Canada cannot muster the cookie-monster
We're not sure what explains the sudden explosion of crazy. Is it deep, destabilizing economic insecurity? The looming 2012 apocalypse? Having a black president? No one knows for sure. All we know is that within the GOP's base, and on certain frontiers of the left, as well as the wacky-science crowd, crazy is hot this year. Crazy sells. It's the year of crazy liberation! Say it loud, I'm nuts and proud. (Joan Walsh, “2009: The year in crazy,” Salon, 14 Dec. 2009)
In my country, boring is what we do. In 1995 we let a huge province vote to succeed and they almost succeeded. No guns, no violence, just democracy. Very little drama.
But crazy is exciting. Extremes are dynamic and fun. Wars and economic collapse fill news holes and sell advertising. Polar opinions are riveting. Cataclysmic prophesies on the right and left help one feel important and unprecedented. In short, crazy works.
Until America grows up, settles down and takes its responsibilities to its people and the world a little more seriously, crazy will be the norm. (Mike Steers, response to post, “2009: The year in crazy,” Salon)
Until America grows up, settles down and takes its responsibilities to its people and the world a little more seriously, crazy will be the norm.
But how grown-up is a nation that still talks as if it were the Edwardian? Can you imagine such a nation having its own 60s? If not, it's not serious, or boring -- more like moribond, or dead, with a gleam of rich sadism just lurking behind the peaceful facade.

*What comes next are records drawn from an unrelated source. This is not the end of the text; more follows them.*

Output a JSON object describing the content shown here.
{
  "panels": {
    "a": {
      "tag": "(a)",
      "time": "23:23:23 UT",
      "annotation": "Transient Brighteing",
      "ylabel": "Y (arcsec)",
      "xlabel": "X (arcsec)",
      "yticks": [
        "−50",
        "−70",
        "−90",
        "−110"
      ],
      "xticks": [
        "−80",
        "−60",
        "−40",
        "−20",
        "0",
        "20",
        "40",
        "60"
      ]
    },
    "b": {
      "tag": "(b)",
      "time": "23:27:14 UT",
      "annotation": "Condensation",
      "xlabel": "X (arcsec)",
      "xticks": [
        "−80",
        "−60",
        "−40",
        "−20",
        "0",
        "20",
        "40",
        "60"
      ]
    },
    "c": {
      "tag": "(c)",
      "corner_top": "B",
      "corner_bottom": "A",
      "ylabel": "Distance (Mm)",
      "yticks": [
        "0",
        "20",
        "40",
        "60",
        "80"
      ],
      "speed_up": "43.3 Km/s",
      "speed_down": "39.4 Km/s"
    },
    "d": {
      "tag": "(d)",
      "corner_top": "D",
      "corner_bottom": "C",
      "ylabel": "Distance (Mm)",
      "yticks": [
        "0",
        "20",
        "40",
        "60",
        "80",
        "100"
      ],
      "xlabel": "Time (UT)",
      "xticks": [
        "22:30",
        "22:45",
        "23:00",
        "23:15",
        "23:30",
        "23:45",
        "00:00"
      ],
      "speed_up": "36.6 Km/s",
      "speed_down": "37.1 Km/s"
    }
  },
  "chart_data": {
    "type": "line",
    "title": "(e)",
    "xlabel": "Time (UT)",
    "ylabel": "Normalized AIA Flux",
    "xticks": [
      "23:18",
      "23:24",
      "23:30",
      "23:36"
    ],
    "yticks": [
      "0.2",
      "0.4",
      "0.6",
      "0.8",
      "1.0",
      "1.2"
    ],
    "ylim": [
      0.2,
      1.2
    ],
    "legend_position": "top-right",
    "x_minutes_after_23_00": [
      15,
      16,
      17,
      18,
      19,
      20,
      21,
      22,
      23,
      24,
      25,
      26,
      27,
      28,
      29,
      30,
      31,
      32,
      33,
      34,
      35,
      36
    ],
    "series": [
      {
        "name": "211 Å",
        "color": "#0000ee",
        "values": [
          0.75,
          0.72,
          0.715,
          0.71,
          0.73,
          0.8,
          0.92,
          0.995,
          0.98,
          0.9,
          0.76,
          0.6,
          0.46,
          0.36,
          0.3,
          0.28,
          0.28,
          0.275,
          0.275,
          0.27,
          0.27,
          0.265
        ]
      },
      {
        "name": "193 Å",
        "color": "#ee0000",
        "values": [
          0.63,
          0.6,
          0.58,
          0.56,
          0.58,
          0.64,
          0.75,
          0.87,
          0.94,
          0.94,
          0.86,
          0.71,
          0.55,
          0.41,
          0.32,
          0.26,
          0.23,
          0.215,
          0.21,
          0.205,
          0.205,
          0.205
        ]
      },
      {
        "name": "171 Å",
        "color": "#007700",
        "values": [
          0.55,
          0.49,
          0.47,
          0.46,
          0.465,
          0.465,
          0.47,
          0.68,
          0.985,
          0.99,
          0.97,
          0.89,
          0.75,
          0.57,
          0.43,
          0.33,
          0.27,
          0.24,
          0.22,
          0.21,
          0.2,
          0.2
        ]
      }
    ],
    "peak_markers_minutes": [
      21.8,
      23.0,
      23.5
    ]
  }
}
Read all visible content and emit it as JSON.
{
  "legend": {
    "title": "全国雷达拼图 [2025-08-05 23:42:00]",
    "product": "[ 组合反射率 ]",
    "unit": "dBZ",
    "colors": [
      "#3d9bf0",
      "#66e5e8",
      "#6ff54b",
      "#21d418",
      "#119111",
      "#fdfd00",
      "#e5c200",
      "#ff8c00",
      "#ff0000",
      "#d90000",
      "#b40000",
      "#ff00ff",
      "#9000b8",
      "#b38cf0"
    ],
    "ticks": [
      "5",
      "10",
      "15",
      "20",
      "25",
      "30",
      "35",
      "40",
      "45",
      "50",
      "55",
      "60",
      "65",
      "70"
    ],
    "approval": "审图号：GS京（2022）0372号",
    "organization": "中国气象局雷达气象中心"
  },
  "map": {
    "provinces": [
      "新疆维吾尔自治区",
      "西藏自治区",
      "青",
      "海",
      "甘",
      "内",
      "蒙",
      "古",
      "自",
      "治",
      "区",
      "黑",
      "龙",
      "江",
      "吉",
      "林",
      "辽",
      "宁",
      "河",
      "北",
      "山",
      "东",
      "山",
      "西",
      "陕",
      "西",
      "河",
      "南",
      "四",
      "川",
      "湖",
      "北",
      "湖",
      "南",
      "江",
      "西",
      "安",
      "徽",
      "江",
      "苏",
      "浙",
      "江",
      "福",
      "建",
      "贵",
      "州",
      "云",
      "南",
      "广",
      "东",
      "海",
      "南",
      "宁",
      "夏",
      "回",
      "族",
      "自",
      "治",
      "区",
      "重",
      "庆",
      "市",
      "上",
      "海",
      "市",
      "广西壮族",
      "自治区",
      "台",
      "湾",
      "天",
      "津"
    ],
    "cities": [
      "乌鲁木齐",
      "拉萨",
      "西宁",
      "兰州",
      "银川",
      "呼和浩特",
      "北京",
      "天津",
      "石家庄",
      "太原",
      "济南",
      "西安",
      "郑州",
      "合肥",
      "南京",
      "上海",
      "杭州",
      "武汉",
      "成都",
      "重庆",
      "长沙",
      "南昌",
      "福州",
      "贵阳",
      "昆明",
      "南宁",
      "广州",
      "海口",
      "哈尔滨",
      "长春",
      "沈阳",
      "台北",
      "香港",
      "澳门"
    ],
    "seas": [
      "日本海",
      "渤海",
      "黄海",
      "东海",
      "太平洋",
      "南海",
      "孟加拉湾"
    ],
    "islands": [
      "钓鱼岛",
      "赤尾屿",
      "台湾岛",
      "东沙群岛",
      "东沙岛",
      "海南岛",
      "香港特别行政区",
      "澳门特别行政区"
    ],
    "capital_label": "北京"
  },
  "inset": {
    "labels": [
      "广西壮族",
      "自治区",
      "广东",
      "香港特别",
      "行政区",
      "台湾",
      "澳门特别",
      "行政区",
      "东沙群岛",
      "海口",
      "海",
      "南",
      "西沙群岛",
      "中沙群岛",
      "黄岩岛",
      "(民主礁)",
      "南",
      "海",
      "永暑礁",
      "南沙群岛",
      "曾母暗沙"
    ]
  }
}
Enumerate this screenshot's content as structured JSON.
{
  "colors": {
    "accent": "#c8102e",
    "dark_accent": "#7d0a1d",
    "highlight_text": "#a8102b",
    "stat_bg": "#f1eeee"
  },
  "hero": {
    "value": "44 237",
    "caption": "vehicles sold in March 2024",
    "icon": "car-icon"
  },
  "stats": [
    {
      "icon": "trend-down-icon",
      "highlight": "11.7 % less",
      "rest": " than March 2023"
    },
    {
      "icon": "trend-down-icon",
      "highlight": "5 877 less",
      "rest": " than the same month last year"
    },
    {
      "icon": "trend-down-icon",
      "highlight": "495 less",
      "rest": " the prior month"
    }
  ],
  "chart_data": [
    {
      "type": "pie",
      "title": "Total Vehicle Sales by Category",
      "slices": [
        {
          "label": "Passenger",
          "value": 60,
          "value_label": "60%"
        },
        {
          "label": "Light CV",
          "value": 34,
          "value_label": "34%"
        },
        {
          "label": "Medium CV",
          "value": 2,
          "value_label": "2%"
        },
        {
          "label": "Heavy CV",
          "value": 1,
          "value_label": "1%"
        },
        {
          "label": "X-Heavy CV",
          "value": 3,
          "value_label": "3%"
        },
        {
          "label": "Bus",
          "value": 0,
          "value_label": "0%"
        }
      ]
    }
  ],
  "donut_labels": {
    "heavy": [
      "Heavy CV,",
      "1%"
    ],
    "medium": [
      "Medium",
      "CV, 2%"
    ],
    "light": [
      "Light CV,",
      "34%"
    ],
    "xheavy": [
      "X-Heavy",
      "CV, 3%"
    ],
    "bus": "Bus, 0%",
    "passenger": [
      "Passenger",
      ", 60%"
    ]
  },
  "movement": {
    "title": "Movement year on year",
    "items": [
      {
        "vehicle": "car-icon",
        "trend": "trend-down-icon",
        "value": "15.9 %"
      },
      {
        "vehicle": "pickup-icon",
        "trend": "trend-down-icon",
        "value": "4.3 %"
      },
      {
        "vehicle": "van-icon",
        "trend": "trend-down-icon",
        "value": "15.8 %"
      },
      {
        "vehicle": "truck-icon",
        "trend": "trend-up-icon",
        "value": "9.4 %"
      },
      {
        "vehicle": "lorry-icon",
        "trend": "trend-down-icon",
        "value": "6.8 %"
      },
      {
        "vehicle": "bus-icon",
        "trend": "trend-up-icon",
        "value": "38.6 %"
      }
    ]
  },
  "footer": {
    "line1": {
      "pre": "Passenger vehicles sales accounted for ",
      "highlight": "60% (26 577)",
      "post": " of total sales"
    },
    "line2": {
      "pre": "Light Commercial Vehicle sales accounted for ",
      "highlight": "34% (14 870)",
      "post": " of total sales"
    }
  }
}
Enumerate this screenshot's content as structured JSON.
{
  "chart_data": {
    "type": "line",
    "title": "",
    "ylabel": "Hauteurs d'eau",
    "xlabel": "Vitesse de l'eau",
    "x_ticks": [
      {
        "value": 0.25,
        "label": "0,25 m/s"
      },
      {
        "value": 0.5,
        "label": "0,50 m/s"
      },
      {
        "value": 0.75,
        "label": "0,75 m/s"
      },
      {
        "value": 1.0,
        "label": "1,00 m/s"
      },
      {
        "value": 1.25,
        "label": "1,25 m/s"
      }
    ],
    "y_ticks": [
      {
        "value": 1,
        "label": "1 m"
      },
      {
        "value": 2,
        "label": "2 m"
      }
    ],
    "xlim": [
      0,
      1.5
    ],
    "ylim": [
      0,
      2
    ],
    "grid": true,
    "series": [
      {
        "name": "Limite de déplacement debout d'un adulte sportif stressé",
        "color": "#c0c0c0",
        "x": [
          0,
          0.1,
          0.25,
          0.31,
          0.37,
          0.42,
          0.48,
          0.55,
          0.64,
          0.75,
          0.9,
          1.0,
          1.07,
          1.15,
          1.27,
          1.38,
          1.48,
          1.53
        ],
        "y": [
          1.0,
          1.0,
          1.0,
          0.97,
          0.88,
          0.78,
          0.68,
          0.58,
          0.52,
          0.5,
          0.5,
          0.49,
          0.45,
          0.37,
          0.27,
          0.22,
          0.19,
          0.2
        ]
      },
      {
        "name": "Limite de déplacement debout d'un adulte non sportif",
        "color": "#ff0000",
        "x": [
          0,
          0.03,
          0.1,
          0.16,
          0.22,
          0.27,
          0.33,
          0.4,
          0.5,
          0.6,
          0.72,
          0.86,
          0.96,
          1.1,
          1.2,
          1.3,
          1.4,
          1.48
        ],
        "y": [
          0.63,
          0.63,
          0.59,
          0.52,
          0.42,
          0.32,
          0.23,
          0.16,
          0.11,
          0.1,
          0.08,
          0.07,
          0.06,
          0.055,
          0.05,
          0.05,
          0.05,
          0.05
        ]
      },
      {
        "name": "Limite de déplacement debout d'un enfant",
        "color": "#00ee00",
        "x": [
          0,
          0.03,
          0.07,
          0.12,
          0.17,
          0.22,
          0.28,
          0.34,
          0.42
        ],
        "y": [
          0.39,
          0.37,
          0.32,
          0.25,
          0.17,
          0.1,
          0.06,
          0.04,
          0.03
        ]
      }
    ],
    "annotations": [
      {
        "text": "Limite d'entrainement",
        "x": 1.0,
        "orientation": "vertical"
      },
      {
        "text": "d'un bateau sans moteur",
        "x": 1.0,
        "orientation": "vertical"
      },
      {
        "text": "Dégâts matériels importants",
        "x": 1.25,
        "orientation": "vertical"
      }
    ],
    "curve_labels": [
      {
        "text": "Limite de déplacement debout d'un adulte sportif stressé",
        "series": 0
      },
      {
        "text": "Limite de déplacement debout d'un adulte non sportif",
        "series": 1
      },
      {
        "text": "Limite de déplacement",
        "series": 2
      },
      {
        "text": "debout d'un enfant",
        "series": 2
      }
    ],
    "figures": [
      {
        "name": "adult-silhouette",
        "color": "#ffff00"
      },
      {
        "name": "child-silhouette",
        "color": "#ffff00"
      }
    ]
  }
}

Cdns like being boring because they thereby never quite feel like they're kids with hands caught in the cookie jar, which is what creates so much of the psychodrama in the American scene. So violence gets abrogated, at the cost of self-minimization -- of living. Poor trade. Still, Quebec got off, not because Canadians are so peaceful but because they weren't yet in the mood for war. If they try it again a few years from now, Canada will invade, punish, cripple, as many Canucks decide, rather than be known for silver, they'd too like to command respect through steel.